Page 1 of 1

Hash file Cache V/s Hash file Size

Posted: Mon Mar 22, 2004 12:03 am
by MukundShastri
In datastage administrator we have the tunable parameter setting for hash file which can be set maximum upto 999 MB. But it is said that 2GB is the maximum size of hash file. I have also seen hash file size cannot go beyond 2GB but very well above 999MB. Can anybody comment on what for this cache setting is and whether it is related to size of the hash file ??

Posted: Mon Mar 22, 2004 12:44 am
by anupam
Hello Mukund,

The cache size setting can be used for configuring the size of the read and write caches.

When a Hashed File stage writes records to a hashed file, this can be
written to cached rather than writing to the hashed file immediately.

Similarly, when a Hashed File stage is reading a hashed file there is an
option to pre-load the file to memory, which makes subsequent access very much faster and is used when the file is providing a reference link to a Transformer stage.

This cache Size Setting is not related to the maximum size of Hash File (2GB).

I hope i have given some valuable feed back.

Posted: Mon Mar 22, 2004 2:49 am
by MukundShastri
Hi Anupam,
I think you have given me the answer.
I have written you email via rediffmail sometime back.Please reply.

Thanks

Posted: Mon Mar 22, 2004 3:07 pm
by ray.wurlod
The cache limit is the maximum amount of memory that can be allocated for caching the hashed file in memory.

The maximum hashed file size refers to the largest hashed file that is possible on disk. This maximum is an artifact of the internal pointers used in the hashed file.
  • With 32-bit pointers the maximum address that can be specified is 2GB (2**31-1: the pointers are treated as signed integers).
    With 64-bit pointers the maximum address that can be specified is theoretically 0.9PB (2**63-1), though very few operating systems will allow a file of this size.

Posted: Tue Mar 23, 2004 5:34 am
by MukundShastri
Hi Ray,

32-Bit or 64-bit pointers are dependent upon the OS system hardware configuration. The OS can be of 32-bit or 64-bit configuration. Please correct me if my understanding is wrong.

Posted: Tue Mar 23, 2004 8:45 am
by kduke
The 2GB limit was originally a UNIX filesystem limit.
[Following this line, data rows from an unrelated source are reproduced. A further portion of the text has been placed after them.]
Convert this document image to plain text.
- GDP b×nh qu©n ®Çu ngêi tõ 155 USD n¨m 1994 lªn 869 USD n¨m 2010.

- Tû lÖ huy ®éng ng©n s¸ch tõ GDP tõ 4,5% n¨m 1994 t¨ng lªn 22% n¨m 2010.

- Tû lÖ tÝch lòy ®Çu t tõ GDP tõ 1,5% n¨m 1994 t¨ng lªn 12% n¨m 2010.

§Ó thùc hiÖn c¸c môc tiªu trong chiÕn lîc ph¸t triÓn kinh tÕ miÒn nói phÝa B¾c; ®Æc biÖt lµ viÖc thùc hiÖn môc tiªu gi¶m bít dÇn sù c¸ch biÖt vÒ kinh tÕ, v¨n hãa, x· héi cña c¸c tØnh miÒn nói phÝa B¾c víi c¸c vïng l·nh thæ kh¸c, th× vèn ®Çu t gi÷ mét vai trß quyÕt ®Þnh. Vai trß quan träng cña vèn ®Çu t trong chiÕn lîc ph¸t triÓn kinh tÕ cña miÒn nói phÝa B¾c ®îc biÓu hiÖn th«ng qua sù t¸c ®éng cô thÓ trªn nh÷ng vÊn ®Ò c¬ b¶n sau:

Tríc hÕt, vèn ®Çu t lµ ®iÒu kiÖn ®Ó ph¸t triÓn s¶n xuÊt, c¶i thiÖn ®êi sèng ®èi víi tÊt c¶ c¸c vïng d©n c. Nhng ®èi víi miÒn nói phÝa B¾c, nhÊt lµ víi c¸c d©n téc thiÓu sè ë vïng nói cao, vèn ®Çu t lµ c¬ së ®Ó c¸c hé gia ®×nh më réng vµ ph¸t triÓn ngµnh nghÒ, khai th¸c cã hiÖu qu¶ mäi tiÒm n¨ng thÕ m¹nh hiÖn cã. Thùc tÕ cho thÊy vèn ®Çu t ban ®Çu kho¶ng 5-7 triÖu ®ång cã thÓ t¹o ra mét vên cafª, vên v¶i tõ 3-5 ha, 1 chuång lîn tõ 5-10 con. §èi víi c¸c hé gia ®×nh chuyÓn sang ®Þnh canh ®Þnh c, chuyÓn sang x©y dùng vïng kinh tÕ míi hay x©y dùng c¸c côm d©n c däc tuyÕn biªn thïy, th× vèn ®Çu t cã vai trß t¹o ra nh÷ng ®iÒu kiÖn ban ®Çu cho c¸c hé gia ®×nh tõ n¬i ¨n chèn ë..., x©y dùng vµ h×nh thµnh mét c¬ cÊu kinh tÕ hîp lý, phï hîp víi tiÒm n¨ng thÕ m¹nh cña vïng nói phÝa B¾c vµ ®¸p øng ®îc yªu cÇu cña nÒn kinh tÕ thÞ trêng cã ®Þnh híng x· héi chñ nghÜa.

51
Next they went to unsigned integers and got 4GB. So the version of OS and even how the filesystem was created is important but almost every version of UNIX supports large filesystems. If you are on Sun or HP or some mainstream version of UNIX then do not worry. If not then check with Ascential. Better safe than sorry.

Posted: Tue Mar 23, 2004 3:20 pm
by ray.wurlod
MukundShastri wrote:32-Bit or 64-bit pointers are dependent upon the OS system hardware configuration. The OS can be of 32-bit or 64-bit configuration. Please correct me if my understanding is wrong.
The operating system must also be able to support files of the size implied by 64-bit internal addressing. This is not the same thing as saying that the operating system has 64-bit capability, which usually refers to numeric data types.
The maximum size of an operating system file is the criterion. This is set in the kernel, and may be reduced by ulimit. The operating system does not see the 64-bit pointers within hashed files (these are seen only by DataStage).

Posted: Tue Mar 23, 2004 11:37 pm
by MukundShastri
Hi Ray,
Our Unix Sun Solaris operating system can store files of 10GB Plus size , however we are able to store Max size of Hash File as 2GB. Does it not contradict that "If max Size of the operating system file is the critirion for Hash File Size". Am I missing something from your comments made earlier ?
Thanks
Mukund

Posted: Wed Mar 24, 2004 12:14 am
by ray.wurlod
If your hashed files have 32-bit internal addressing (the default) they can only be up to 2GB in size.
If your hashed files have 64-bit internal addressing they can be larger than 2GB.
On Solaris the ulimit -f command will report the maximum size of an operating system file, however "unlimited" is misleading. There are other, built-in and hardware-specific limits. So, iirc, the maximum file size on Solaris is 1TB. This is theoretically the largest size that a hashed file with 64-bit internal addressing can be on Solaris. Of course, a file can not be larger than a file system.